During a visit to the New England Patriots last week, commissioner Paul Tagliabue portrayed the league as "being ahead of the curve in terms of understanding how big [players] should be, what kinds of characteristics they should be able to display, what kinds of performance levels they should be able to achieve and so on."

Tagliabue also said the league has a committee that includes team physicians and medical experts outside the NFL who are collecting data on cardiovascular health. Results are not available yet.

This much is known: In 1986, there were 10 players in the NFL who weighed 300 or more pounds. Last season, there were about 350. They deserve answers on the subject of cardiac risk.


When Cleveland Browns general manager Phil Savage dealt wide receiver Andre Davis to the Patriots, it marked his fifth trade since taking over in January. And it was one more statement on the draft prowess of former coach Butch Davis.

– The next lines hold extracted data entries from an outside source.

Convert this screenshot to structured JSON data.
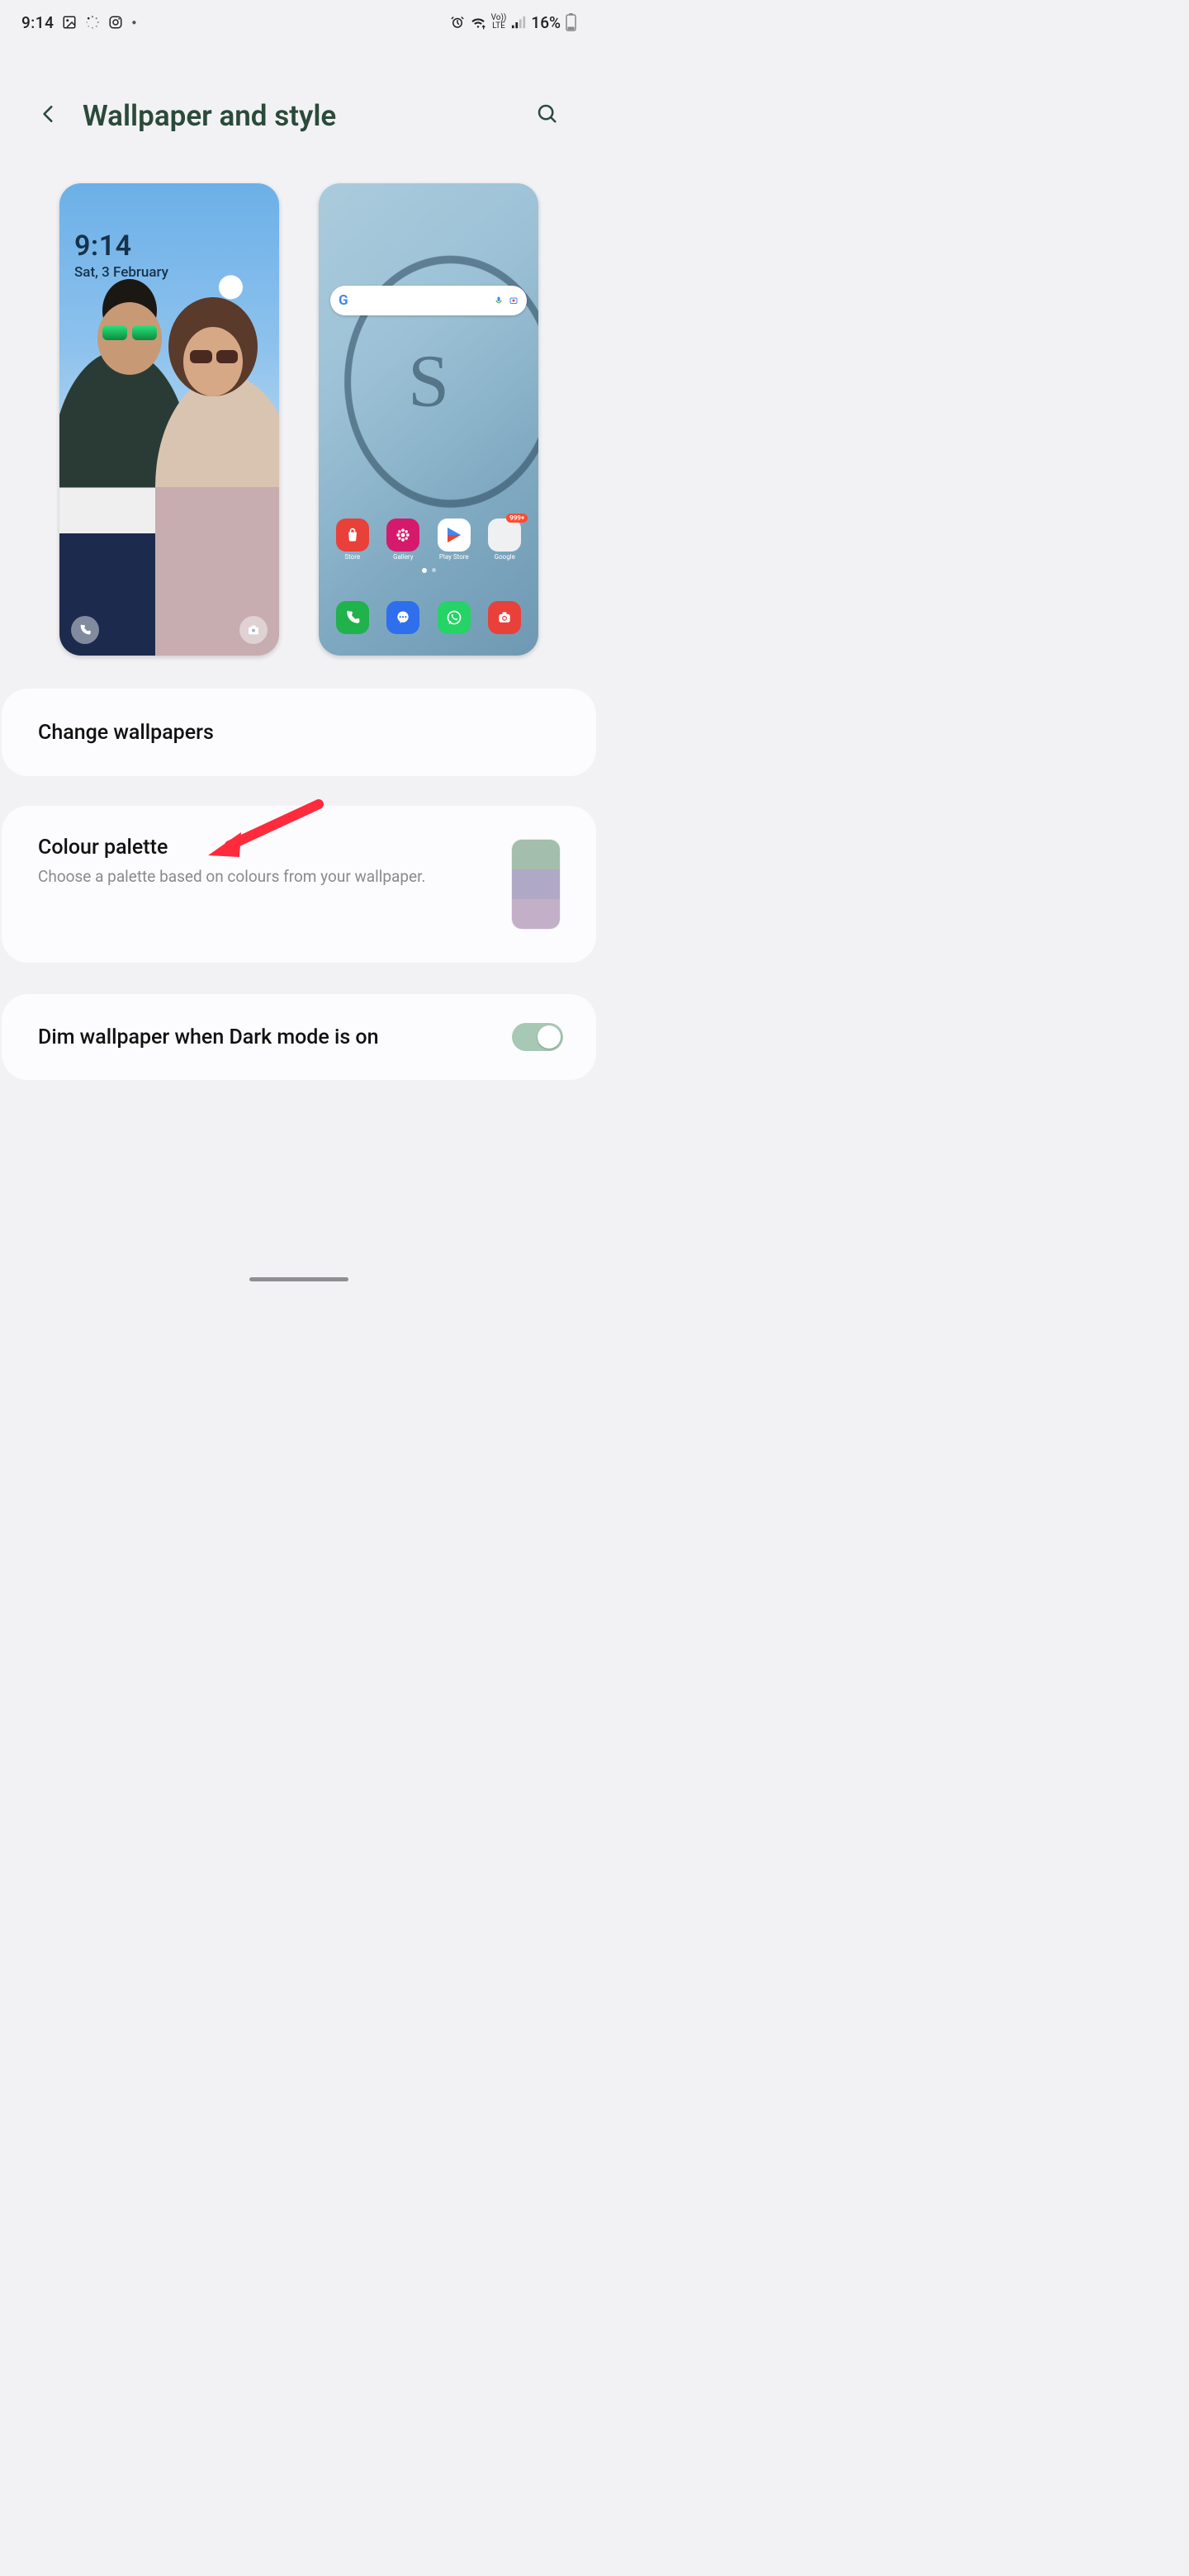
{
  "status": {
    "clock": "9:14",
    "battery_pct": "16%",
    "network_label_top": "Vo))",
    "network_label_bot": "LTE"
  },
  "header": {
    "title": "Wallpaper and style"
  },
  "lock_preview": {
    "time": "9:14",
    "date": "Sat, 3 February"
  },
  "home_preview": {
    "apps_row1": [
      {
        "name": "Store"
      },
      {
        "name": "Gallery"
      },
      {
        "name": "Play Store"
      },
      {
        "name": "Google",
        "badge": "999+"
      }
    ]
  },
  "items": {
    "change": {
      "title": "Change wallpapers"
    },
    "palette": {
      "title": "Colour palette",
      "subtitle": "Choose a palette based on colours from your wallpaper."
    },
    "dim": {
      "title": "Dim wallpaper when Dark mode is on",
      "enabled": true
    }
  }
}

Only 15 players remain from Davis' 29 draft picks from 2001 to 2004. Andre Davis was the 21st player who started at least one game for the Browns in 2004 to leave.

On top of that, Cleveland got only a fifth-round pick in return for a player they drafted in the second round.

Seeking reinforcements

In an effort to prepare for a "what if" scenario, the Kansas City Chiefs last week signed quarterback Jonathan Quinn, who was 0-3 as a starter with the Chicago Bears in 2004.

Trent Green, 35, has started 64 straight games for the Chiefs. The last thing the Chiefs can afford is an injury to him.

Backup Todd Collins has completed 18 passes in seven years as a backup in Kansas City, but he's out with a fractured hand and might not be ready for Week 1. The Chiefs also have Damon Huard.